Alguns dias adiante, Cícero Ferro teve alta e recebeu a imprensa em sua casa, na capital, para falar pela primeira vez. A perícia afirmou que o carro do parlamentar foi atingido por 120 tiros. Ele foi alvejado oito vezes, como está na manchete da Gazeta – que ele exibiu durante a conversa com os jornalistas (foto). O deputado aponta os nomes dos autores do atentado. Todos têm o sobrenome Ferro. Era uma guerra em família.

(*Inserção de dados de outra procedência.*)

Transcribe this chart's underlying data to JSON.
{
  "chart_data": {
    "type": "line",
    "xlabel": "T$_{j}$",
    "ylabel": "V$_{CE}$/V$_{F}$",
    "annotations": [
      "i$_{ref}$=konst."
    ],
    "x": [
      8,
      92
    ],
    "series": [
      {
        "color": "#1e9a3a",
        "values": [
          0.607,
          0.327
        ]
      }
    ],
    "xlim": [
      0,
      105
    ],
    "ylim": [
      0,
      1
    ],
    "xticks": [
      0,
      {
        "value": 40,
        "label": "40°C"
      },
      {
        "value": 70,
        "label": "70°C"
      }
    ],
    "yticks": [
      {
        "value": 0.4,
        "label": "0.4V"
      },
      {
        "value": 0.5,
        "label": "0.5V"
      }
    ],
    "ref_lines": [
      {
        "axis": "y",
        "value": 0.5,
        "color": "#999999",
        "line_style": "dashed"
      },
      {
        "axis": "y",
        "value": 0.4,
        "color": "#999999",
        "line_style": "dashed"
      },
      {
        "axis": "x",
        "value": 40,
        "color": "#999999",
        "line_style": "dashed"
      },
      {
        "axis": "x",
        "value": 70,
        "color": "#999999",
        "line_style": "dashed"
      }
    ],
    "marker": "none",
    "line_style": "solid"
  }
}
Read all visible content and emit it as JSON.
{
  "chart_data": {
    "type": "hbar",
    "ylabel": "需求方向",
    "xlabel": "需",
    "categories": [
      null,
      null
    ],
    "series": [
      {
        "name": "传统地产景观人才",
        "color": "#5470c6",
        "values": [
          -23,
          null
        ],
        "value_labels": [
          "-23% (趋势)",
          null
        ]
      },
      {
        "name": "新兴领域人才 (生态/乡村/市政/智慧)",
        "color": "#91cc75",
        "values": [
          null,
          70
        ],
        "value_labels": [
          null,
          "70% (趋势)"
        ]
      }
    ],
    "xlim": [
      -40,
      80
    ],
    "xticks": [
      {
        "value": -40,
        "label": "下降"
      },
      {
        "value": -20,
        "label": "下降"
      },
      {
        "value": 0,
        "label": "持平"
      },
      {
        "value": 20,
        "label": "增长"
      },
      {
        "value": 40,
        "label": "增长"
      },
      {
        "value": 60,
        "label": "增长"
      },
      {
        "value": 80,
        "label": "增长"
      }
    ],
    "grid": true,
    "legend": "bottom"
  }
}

Os meses seguintes foram de tensão, com o temor de uma eventual vingança e mais violência. O caso mudaria os rumos da disputa eleitoral em Minador do Negrão naquele ano. Em 2014, dez anos depois da emboscada, quatro dos cinco acusados foram condenados por tentativa de homicídio. Em dezembro de 2017, Cícero Ferro faleceu ao sofrer uma parada respiratória, após meses de tratamento contra uma grave doença.

Esse foi o último caso de atentado político que chamou atenção da imprensa nacional para Alagoas. A pistolagem é uma marca tão profunda no estado, que em 2012, por causa do alto índice de homicídios dolosos registrado naquele período, o jornal O Globo enviou um repórter para ver de perto a situação. E ele veio com tudo.

O destaque da reportagem é justamente o crime de oito anos antes. O jornalista foi a Minador, certamente para um contato direto com a realidade. O texto assinado por Chico de Góis começa com esta sentença: “Em Alagoas, matar é um verbo que se conjuga com frequência”. O cara requentou o factual, o presente e o passado.  

Apesar de uma presepada aqui, outra ali, com fanfarrões trocando ameaças, armados de teclados ou telas de celular, estamos em outra. Certas tradições não podem ser eternas.